A child becomes agitated on emergence after sevoflurane. What is this phenomenon and how would you reduce it?
Often examined as a paediatric recovery issue.
- Emergence agitation/delirium: transient agitation, inconsolability, disorientation; more common after sevoflurane and desflurane in children.
- Reduce risk: good analgesia, calm environment, consider alpha-2 agonists (e.g., clonidine/dexmedetomidine) and avoid rapid, untreated pain on wake-up.
- Exclude other causes: hypoxia, hypercarbia, full bladder, hypoglycaemia, local anaesthetic failure.
How does sevoflurane affect neuromuscular blockade and what are the practical implications?
Link pharmacodynamics to monitoring and dosing.
- Potentiates non-depolarising neuromuscular blockers (increased depth and duration of block).
- Practical implications: use lower doses or longer intervals, monitor with quantitative/qualitative nerve stimulation, and ensure adequate reversal and recovery (TOF ratio target per local standard).

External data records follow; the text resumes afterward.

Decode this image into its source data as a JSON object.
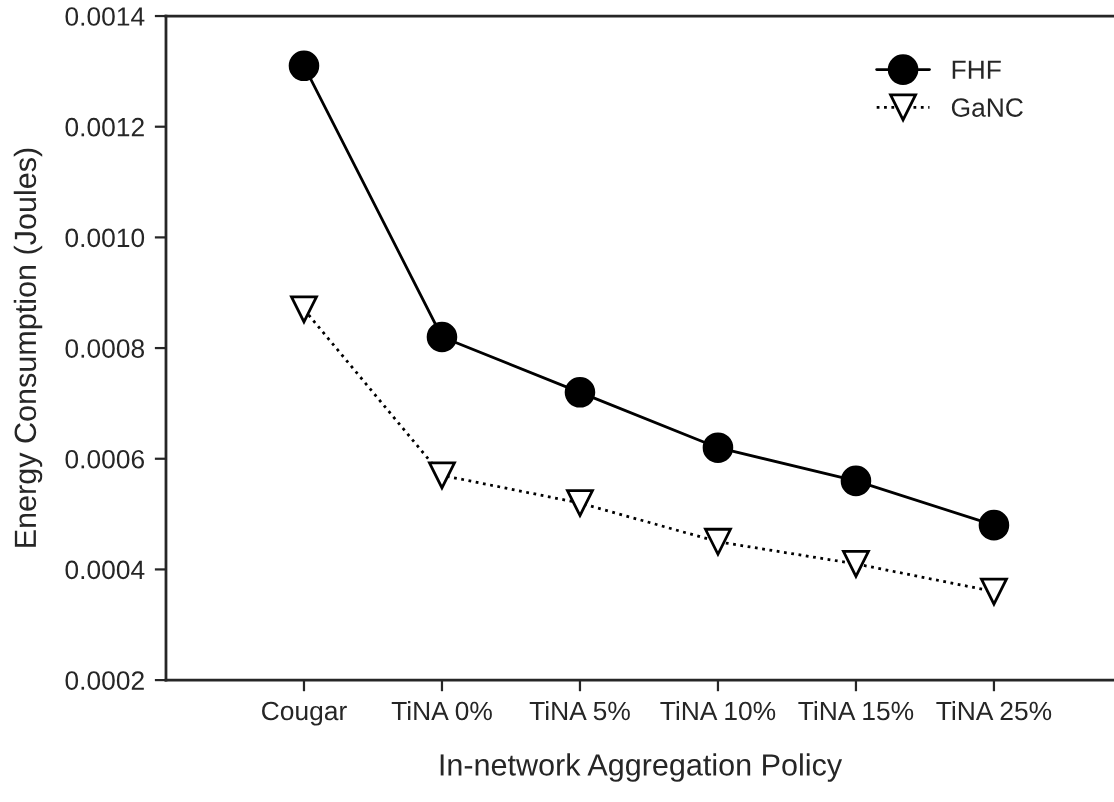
{
  "chart_data": {
    "type": "line",
    "xlabel": "In-network Aggregation Policy",
    "ylabel": "Energy Consumption (Joules)",
    "categories": [
      "Cougar",
      "TiNA 0%",
      "TiNA 5%",
      "TiNA 10%",
      "TiNA 15%",
      "TiNA 25%"
    ],
    "series": [
      {
        "name": "FHF",
        "color": "#000000",
        "marker": "circle",
        "line_style": "solid",
        "values": [
          0.00131,
          0.00082,
          0.00072,
          0.00062,
          0.00056,
          0.00048
        ]
      },
      {
        "name": "GaNC",
        "color": "#000000",
        "marker": "triangle",
        "line_style": "dotted",
        "values": [
          0.00087,
          0.00057,
          0.00052,
          0.00045,
          0.00041,
          0.00036
        ]
      }
    ],
    "ylim": [
      0.0002,
      0.0014
    ],
    "yticks": [
      0.0002,
      0.0004,
      0.0006,
      0.0008,
      {
        "value": 0.001,
        "label": "0.0010"
      },
      0.0012,
      0.0014
    ],
    "grid": false,
    "legend": "top right"
  }
}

What are the key safety issues when using sevoflurane with circle systems and CO2 absorbents?
Expect mention of absorbent condition, byproducts, and monitoring.
- Ensure CO2 absorbent is not desiccated (reduces risk of degradation products and carbon monoxide formation).
- Be aware of Compound A formation with low flows; follow departmental low-flow policies and use modern absorbents where available.
- Use end-tidal agent monitoring; maintain appropriate fresh gas flows; regular machine checks and absorbent replacement schedules.
List contraindications or situations where you would avoid sevoflurane (or use with caution).
Aim for MH, ICP concerns, and specific machine/low-flow considerations.
- Avoid in known/suspected malignant hyperthermia susceptibility (use non-triggering technique).
- Use caution in raised ICP/poor intracranial compliance (avoid high MAC; control PaCO2).
- Use caution with prolonged very low-flow techniques depending on local policy and absorbent type/condition (Compound A considerations).